[Note: I am by no means a film student or critic, and I certainly am not a Wellesian expert. These are the inexperienced impressions of a fairly new Orson Welles fan.]
Orson Welles [2] has the reputation of being one of the earliest American auteurs known for elevating his films to an artform. It's almost inconceivable that his ultra modern camera techniques, which have retained a startling freshness that hasn't diminished with age, first graced theater screens almost seventy years ago. His innovative camera work stands out as his cinematic signature: endless long-distance shots, daring single-shot pans, and light trickery.

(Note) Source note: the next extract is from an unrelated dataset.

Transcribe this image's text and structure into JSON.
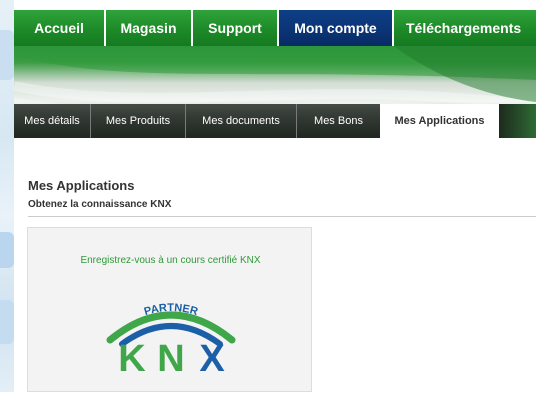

Welles populates his world with smugglers of illegal goods, black mailers, crooked cops, murderers, and immoral men of importance who will stop at nothing to get ahead. His aren't your average b-movie baddies. Even the beautiful women are neither the typical two-faced seductresses nor the helpless dames of the noir genre. There's a fragility that the hardened femme fatale eschews tempered with a worldliness to which truly distressed damsels cannot relate. And, of course, there are the innocent men who collide with these characters, and stumble away, dazed, by the stingle of madness. Welles' characters regularly toe the line between humanity and insanity. Perversity lurks behind many a thin veil of prosthetics, masks, and facial hair, just barely concealing the character's lunacy.